Tuesday, April 17, 2018

ESSAY--The Contiguous Mexico-US Border Dispute--A DMZ BUFFER ZONE PROPOSAL

ENGLISH 102-1105//UNIVERSITY OF NEVADA, RENO//SPRING 2018// JC LANGELLE


"...except possibly where a demilitarized zone exists such as the DMZ separating North and South Korea."



     (Coco's, Ensenada)--The Mexico-US border has been accurately calculated to be 1954 miles from ocean to gulf. According to the CIA World Factbook records, all the world's borders combined make up about 151,000 miles. Consider that the nations' borders have probably been determined relative to each country so that overlapping miles exist throughout the data set. In other words, 151k miles includes the overlap. One could argue in all fairness that the border is delineated according to the nation and might be considered its domain, except possibly where a demilitarized zone exists such as the DMZ separating North and South Korea. The ratio  (below) is but a figurative way to get a perspective on just exactly how much "border" land is being disputed, contested, by the two parties involved; Mexico and the United States.

Mexico-US border = 1954 miles
World land borders = 151,000 miles
(In km at CIA World Factbook:
 https://www.cia.gov/library/publications/the-world-factbook/fields/2096.html)

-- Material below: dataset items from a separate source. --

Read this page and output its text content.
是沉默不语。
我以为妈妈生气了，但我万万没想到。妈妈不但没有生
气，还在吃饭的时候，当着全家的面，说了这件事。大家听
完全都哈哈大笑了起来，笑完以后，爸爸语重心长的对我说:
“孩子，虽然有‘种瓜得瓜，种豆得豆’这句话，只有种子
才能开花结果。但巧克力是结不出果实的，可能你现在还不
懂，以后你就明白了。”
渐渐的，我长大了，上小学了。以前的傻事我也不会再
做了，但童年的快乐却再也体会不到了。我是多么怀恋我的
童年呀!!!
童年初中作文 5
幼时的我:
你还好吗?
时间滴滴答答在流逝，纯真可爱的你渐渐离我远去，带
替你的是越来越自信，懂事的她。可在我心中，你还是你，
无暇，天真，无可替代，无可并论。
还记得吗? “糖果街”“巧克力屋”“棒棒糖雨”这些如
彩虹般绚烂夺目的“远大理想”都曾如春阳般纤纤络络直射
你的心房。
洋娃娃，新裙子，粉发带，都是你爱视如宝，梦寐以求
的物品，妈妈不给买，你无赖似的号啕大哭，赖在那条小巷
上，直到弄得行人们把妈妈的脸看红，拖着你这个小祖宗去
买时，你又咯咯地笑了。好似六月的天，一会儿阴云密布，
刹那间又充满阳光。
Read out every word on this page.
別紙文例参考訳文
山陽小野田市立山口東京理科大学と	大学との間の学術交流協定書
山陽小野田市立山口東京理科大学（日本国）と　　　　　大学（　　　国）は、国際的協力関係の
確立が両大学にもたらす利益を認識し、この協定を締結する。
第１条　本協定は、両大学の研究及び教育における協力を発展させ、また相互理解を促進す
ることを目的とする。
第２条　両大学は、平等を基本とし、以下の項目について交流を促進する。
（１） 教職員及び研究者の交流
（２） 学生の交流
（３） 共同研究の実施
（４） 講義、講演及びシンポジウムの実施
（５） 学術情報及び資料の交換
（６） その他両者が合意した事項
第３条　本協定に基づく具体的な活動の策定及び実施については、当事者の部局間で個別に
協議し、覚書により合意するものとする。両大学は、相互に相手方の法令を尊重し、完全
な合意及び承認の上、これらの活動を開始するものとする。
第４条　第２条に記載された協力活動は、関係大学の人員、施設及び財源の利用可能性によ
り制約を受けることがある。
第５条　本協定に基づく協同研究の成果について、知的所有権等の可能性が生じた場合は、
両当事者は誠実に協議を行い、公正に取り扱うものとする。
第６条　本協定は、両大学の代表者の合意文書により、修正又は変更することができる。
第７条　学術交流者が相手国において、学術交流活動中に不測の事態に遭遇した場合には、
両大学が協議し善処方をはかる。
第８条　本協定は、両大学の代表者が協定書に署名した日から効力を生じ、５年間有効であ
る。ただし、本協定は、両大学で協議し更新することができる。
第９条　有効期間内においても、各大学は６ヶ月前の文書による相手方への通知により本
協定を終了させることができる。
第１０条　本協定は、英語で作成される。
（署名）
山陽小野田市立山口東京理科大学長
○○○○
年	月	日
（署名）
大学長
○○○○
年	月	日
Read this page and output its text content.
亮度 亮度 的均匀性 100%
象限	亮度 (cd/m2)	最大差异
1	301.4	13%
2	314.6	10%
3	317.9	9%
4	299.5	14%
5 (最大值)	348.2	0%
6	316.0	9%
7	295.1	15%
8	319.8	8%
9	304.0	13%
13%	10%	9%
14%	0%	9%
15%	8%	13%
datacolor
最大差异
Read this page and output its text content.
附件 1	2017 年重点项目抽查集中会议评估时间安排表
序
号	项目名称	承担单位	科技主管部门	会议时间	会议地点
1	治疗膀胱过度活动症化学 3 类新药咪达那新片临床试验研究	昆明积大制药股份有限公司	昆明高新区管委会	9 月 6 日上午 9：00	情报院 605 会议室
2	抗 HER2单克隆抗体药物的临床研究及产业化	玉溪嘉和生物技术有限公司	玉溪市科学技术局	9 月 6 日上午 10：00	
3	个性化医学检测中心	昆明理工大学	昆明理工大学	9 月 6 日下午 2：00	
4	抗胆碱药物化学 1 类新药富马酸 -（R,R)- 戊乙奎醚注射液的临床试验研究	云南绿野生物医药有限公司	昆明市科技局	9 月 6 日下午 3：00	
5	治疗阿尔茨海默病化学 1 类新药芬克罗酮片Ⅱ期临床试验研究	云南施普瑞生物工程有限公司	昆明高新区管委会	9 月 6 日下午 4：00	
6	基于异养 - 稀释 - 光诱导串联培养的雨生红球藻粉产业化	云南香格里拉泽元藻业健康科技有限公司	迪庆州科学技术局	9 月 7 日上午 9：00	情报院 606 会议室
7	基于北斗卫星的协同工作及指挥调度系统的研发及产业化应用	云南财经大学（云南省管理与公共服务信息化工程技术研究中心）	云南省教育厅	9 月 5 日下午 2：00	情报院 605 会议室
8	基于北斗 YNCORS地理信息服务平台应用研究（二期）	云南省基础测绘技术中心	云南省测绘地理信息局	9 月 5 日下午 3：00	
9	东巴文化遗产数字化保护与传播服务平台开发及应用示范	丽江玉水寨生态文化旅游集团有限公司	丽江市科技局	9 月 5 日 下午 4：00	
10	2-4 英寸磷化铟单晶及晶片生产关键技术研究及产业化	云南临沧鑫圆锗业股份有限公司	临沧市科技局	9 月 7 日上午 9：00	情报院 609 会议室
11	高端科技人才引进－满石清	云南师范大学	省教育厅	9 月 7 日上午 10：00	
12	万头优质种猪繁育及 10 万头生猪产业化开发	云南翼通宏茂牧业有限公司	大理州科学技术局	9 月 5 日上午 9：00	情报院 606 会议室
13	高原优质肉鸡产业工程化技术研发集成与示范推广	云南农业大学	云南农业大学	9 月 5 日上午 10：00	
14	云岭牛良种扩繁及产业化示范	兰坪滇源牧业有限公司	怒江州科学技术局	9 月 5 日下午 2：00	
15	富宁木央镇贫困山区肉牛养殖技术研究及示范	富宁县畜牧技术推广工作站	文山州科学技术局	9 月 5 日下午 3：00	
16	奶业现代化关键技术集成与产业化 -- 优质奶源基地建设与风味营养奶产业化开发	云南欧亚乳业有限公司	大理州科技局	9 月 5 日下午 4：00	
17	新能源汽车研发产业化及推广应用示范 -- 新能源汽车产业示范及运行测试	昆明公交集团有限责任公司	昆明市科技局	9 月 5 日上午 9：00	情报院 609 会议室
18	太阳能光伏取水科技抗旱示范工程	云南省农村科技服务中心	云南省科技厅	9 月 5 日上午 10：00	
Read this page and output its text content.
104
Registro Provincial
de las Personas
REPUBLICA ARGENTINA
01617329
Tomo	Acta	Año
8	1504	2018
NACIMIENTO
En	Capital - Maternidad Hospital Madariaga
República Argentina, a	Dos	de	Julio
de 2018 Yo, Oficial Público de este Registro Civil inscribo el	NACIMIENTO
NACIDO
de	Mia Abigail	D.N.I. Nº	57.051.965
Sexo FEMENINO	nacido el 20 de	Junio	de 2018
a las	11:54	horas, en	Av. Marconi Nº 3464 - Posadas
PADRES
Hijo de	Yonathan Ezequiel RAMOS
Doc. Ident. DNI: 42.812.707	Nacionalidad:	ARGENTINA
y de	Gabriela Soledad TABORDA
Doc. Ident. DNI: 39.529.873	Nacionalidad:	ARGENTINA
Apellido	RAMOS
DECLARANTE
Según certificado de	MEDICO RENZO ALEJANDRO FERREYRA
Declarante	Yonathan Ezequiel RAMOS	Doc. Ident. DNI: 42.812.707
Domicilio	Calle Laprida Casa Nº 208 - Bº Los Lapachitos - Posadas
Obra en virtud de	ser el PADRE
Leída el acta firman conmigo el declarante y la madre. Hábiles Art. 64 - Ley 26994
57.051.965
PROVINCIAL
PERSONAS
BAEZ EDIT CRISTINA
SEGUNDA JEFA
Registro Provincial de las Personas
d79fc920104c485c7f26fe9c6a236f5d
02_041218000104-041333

Percentage of miles that the contiguous Mexico-US border represents with respect to world borders  (approx.):

            (1954/151,000) = 0.01252564102

      Just 4 states border the border with Mexico, or 8 percent of the Union. The Federal Government has no business telling the states adjacent to the border how to police the border. It's a borderline issue that needs to be addressed to the 92 percent. The reciprocal is also true. There is only one party on the other side of the border, that being Mexico. A great number of the refugees from the south do not come from Mexico although it is expected to pick up the tab for the itinerant traffic northbound. The problem isn't just a dual concern of Mexico and the United States but one of South America and North America. It is not, under any stretch of diplomacy, being addressed that way.  There has not been any form of summit to address immigration in the Western Hemisphere as an overall concern, at least not directly related to the border dispute, for many years.
     Understand that this is no longer a mere difference on refugees crossing a border without consent of the two governments involved where the border exists, but has become a bona fide dispute over the border itself. One cannot accurately define a border between two nations in terms of its territorial dimensions, except for length. If the border between Mexico and the United States is partially represented by the Rio Grande River, just where exactly does the "borderline" fall? In the middle, on the north and south banks? Who owns the territory that is considered the river itself?
     The last presidential election in the United States has brought into focus like never before the border issue, creating a stigma for the nations below it, making pariahs and outcasts out of them in the eyes of those north of it. Politicians have a very keen understanding of the propaganda currency of the border issue, but are totally ignorant of what to do about it, other than use it to fuel racial and bigoted nationalist sentiment. Because of the tendency to alienate America's neighbors for political expedience, the border controversy cannot be resolved by the nations directly affected by it, that being Mexico and the United States.
     We have seen the most bizarre solution yet in the form of some sort of all-pervasive wall that will theoretically halt the flow of immigrants from the south to the north. This solution exists only in the minds of political aspirations and has no place at all in practical application, and politicians care very little for that side of the equation. The next attempt for resolving the escalating conflict is deployment of military forces, the national guard, along the border. This is yet more political grandstanding without diplomatic regard for neighboring nations, a shameful, desperate act on the part of the United States. Leadership in the White House has taken a giant leap backwards in foreign policy by this brash gesture.
     Where, then, lies the solution? It is twofold. It begins with a substantive summit of all the nations of the Western Hemisphere, no matter how big, or how small. Each delegate has a vote, each has his, or her, say in the dispute. The proposition for a wall will not even be considered. What will be considered, however, is a demilitarized zone (DMZ), on both sides of the border. It will be patrolled not by components of the armed forces of the two nations involved, Mexico and the United States, but by foreign intervention forces from the Western Hemisphere alliance. The buffer zone will be funded by the alliance, all nations in the party agree to monitor its own nation for refugees on the move without consent and proper documentation.
     In brief, the wall has gone the way of the one in Berlin even before it is built. The adjacent nations insistence on alienation has created a stalemate to diplomacy that cannot be tolerated in the formative years of the Twenty-First century. The proxy Twitter war being fought by the Oval Office indicates a total lack of  consideration for the feelings of the people south of the border who are our "amigos." All of the above may well be within reach, and it may also be true that those in power are keenly aware of it.